Confessions of an Entrepreneur's Wife - dagnytaggert
https://www.inc.com/magazine/20060301/confessions.html
======
nonoamzn
This feels like an article lamenting a missed opportunity to access the "high-
life" (as if cocktail parties and shallow friendships based on how much you
can raise are the high-life) when the reality was The Switch was a company
whose revenues hadn't achieved the meteoric success that the founders/author
believed all while taking a horrible toll on the family of the CEO and others.

The author writes:

>he recommended that the judge take the other bid, saying Bill's was too late,
too complex, and not presented on the official forms.

Are you kidding me? These people wanted to bid on a company that was currently
bankrupt but couldn't be bothered to even present the bid in the appropriate
format?

The author paints the CEO/her husband as someone who never takes no for an
answer as if that is a great personality trait.

>Earlier, Bill had taken the stand to testify that LKCM's bid severely
undervalued the company, and argued, as others had, that LKCM had planned the
bankruptcy all along. "What evidence do you have?" countered LKCM's attorney.
"Well," Bill said with a laugh, "all the testimony we've heard here in court."

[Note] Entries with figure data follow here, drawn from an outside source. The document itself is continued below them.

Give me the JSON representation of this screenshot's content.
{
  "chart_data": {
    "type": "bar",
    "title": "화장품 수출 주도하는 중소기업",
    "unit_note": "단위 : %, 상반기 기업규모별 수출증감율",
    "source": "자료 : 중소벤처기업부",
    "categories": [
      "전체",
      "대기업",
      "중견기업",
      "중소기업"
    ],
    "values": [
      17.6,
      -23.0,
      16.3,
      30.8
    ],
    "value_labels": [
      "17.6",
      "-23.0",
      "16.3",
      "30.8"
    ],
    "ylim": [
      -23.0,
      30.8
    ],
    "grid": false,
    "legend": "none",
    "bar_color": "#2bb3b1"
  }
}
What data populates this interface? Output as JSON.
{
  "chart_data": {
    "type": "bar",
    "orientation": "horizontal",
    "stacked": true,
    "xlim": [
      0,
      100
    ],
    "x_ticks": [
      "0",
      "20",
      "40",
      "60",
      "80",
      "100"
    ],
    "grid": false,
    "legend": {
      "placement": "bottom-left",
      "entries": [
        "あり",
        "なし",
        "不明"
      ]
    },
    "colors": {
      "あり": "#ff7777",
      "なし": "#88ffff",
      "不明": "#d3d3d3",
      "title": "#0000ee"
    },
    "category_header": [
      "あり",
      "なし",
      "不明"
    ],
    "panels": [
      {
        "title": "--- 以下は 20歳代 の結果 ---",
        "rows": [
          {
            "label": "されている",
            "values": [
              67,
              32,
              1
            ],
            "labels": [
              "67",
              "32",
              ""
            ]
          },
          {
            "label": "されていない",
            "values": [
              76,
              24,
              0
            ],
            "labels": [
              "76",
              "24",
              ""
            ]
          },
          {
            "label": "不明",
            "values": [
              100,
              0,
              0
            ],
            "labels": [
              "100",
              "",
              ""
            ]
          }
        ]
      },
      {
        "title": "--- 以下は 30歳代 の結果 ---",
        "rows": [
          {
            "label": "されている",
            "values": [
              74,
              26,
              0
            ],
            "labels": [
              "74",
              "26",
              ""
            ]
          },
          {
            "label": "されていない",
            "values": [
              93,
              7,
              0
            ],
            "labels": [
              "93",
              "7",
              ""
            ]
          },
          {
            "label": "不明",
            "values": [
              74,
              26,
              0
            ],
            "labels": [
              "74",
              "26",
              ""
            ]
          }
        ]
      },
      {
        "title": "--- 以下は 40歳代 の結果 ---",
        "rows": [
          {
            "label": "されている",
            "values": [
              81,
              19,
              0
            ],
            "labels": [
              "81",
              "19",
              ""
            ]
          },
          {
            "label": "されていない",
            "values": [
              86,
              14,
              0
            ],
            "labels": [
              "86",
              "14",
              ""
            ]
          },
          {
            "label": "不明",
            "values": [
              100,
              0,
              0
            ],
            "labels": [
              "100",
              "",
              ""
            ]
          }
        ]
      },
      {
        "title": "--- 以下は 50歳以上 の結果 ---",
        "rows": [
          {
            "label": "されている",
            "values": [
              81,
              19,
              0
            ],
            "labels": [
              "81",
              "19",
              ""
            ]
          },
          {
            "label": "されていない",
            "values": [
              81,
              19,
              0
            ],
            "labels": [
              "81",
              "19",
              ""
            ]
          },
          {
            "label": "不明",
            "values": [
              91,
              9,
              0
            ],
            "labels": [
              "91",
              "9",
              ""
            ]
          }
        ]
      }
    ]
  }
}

Given the outcome of the judge's decision I get the feeling that "silly
things" like filling in the appropriate documents or presenting sound evidence
for your arguments aren't really the style of someone who doesn't take no for
an answer.

This whole article reads like the lamentation of a bicycle rider who
celebrated the victory too early only to find themselves well down the order.

------
misterhtmlcss
This is an awesome article. I'm really thankful that it was shared here on HN.